Larry Eigner jumped at the chance to read science magazines, news articles, and environmental literature to bolster his ecological knowledge. Existing evidence and incoming current events piqued Eigner’s fascination with climate change and inspired his poetry. His poetry has made intimidating climate issues transform into more palatable human issues.
Eigner’s story is one of hope. There is hope in everyone’s ability - no matter what that ability may be - to make change. If you have the ability to show up to beach clean ups, great! If you can read a book centered on the environment, awesome! If you can take a trip to your local park and birdwatch, amazing! Your actions - no matter the size - matter. Your actions make a difference.
As Dr. Hart explains, “We each have our niche, we can make a collective effort.”
For Dr. Hart, making change means teaching literature to a diverse group of students and studying ecocritical authors. He says, “Literature, creative writing, imaginative writing has a huge role in helping us deal with the issues that are coming towards us - especially when it comes to climate change and mass extinction … We need to have really strong imaginations to deal with these issues.”
He establishes, “The science is there to help us figure out what to do. The engineering is there to help us do it and get it done. But, the ideas and imaginations come from literary people and artists and creative people and activists.”
We must remember that we as individuals each play a vital role in the global ecosystem. We don’t need to be experts on environmental issues to have an impact; we need to do what we can.
Everyone belongs in the fight for our planet. Everyone has their strengths. Everyone has their interests. Play into your strengths, interests, and imaginations! If Eigner can do it, so can you!

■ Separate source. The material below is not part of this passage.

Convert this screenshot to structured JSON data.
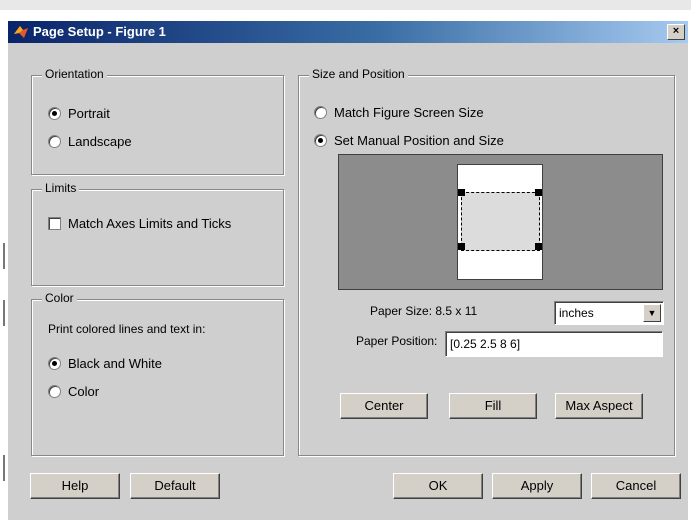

In the spirit of Surfrider’s mission to save the ocean, Dr. Hart provided an ocean poem by Larry Eigner. See below the poem and the printed copy that hangs on his wall in his home.
the music, the rooms
silence silence silence silence sound
on the walls
the beach raveling
times advance
or back up
around earth
electric poles
the sun a reflected color
tropic
how distance is to some birds
in the wind
fishing
pinpoint
the circling air
food
the power
with desperate ease
food for me hits the water
without break, the cries
the meaning of change
information shifted, player piano
on the screen, the swimming moon
enters eclipse
out the window, and other station
none of us is watching
the cabinet
directed
instrument forgotten
the clock shakes out
head bent from the wing
in a live broadcast
a case for various things
dry grassy fields
the blank sky
wampum gulls broke shells
such eyes
a malnutrition
Kenya
straightens hair it turns blond
scurvy is wiped out
the dogs come, the group
the street comes
the North Sea
studio on a ship
pivot spun
dark life
leaving the island
the dim expanding miles
on bikes
rises
the mist like a magnet
nest in fisherman’s pocket
a steady white light
they might drive headlong into
blows lost bearings
the wash
“ ... distant thunder ... Nearer and nearer came the strange commingling sound
of sleigh bells, mixed with the rumbling of an approaching storm ... I gazed
in wonder and astonishment ... They passed like a cloud through the branches
of the high trees, through the underbrush and over the ground ... They flut-
tered all about me; gently I caught two in my hands and carefully concealed
them under my blanket.
I now began to realize they were mating ... ”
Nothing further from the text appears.